Even after the power struggle between the Yamaguchi-gumi and the Ichiwa-kai (a splinter group of the Yamaguchi-gumi) ended in the 1980s, clashes between yakuza groups continued. “We cannot rule out the possibility of another fierce rivalry among gang groups. We will carefully monitor developments,” the senior official said.
‘Tokuryu’ crime groups
Although the number of organized crime syndicates has declined in recent years, police authorities believe that former members of these syndicates continue to engage in criminal activities by joining “tokuryu” groups. These groups are anonymous and fluid, with members repeatedly coming together and dispersing via social media.

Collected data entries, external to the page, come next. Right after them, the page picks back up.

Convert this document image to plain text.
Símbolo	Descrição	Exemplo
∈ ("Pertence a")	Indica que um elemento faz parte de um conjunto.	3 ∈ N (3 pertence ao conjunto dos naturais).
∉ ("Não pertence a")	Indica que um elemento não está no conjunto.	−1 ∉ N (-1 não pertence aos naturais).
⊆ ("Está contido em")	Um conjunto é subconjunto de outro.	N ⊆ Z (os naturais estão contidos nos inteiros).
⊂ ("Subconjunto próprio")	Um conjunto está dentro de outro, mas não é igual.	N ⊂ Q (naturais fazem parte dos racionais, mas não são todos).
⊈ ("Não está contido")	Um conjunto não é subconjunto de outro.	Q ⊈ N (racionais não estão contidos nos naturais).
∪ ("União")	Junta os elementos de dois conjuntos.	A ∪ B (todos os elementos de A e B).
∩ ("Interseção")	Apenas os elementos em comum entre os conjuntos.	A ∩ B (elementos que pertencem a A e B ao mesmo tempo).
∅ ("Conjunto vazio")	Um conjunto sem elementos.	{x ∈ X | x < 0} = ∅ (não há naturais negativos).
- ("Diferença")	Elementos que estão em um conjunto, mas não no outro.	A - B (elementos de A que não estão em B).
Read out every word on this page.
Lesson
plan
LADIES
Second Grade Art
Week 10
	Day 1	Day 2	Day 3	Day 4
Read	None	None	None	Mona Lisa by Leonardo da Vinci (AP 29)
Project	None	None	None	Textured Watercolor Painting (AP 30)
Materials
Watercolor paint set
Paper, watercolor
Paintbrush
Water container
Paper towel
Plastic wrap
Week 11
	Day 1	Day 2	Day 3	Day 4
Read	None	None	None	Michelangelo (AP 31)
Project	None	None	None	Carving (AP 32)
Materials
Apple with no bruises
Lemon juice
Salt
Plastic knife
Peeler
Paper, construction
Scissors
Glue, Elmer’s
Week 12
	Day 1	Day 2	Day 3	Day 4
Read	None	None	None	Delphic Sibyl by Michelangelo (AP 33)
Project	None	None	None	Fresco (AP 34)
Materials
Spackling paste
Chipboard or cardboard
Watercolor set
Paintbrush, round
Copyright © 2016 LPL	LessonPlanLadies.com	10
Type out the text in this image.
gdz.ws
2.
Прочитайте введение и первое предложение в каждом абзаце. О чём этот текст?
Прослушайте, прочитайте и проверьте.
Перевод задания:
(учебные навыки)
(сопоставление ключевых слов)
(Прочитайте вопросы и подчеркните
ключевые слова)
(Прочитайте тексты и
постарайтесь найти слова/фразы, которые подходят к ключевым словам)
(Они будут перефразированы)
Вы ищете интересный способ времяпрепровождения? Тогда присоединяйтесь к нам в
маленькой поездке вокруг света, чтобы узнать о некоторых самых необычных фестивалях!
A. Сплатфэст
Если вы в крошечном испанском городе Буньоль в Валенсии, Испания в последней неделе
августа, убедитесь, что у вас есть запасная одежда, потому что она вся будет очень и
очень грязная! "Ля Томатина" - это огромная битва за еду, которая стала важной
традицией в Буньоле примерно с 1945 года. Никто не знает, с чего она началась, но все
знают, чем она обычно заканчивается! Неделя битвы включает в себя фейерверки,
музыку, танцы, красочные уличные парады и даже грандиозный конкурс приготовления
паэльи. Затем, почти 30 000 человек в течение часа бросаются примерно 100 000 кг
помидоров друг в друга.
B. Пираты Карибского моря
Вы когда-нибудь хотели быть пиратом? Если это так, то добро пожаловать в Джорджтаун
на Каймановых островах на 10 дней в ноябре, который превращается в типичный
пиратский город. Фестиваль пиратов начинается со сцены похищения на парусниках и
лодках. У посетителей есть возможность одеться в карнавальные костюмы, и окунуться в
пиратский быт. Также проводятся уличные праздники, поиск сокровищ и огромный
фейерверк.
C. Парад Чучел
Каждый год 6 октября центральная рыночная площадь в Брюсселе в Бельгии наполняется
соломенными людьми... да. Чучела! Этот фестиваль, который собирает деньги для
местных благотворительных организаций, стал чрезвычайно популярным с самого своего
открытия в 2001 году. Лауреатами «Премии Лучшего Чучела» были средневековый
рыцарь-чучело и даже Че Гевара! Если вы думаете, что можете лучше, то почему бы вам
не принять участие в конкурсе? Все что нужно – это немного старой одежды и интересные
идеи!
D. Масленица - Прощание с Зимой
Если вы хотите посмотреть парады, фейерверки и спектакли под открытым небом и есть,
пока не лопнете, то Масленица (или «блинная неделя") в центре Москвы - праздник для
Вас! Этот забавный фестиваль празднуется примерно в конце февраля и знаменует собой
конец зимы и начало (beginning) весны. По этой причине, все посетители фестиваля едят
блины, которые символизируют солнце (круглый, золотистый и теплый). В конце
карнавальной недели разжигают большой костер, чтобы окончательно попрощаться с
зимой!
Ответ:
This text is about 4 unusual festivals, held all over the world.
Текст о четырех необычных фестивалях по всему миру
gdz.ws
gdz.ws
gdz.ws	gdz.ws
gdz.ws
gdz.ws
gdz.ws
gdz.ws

Ordinances to eliminate criminal syndicates, which were put into force in all 47 prefectures by 2011, ban citizens and businesses from providing bank accounts and cell phones to gang members. Police crackdowns on yakuza groups intensified further after the Yamaguchi-gumi split, prompting crime syndicate members to leave their groups.
However, of the about 5,000 people who left crime syndicates with the support of police and others between 2015 and 2024, only 264 found jobs after receiving social reintegration assistance.
Police authorities have confirmed cases in which former yakuza members joined tokuryu groups involved in special fraud and other crimes, suspecting that some of the money generated through these acts were given to organized crime syndicates.
“It is necessary for police to share and analyze all available information across section boundaries to clarify the actual status of crime groups,” said Noboru Hirosue, a commissioned researcher at Ryukoku Corrections and Rehabilitation Center at Ryukoku University.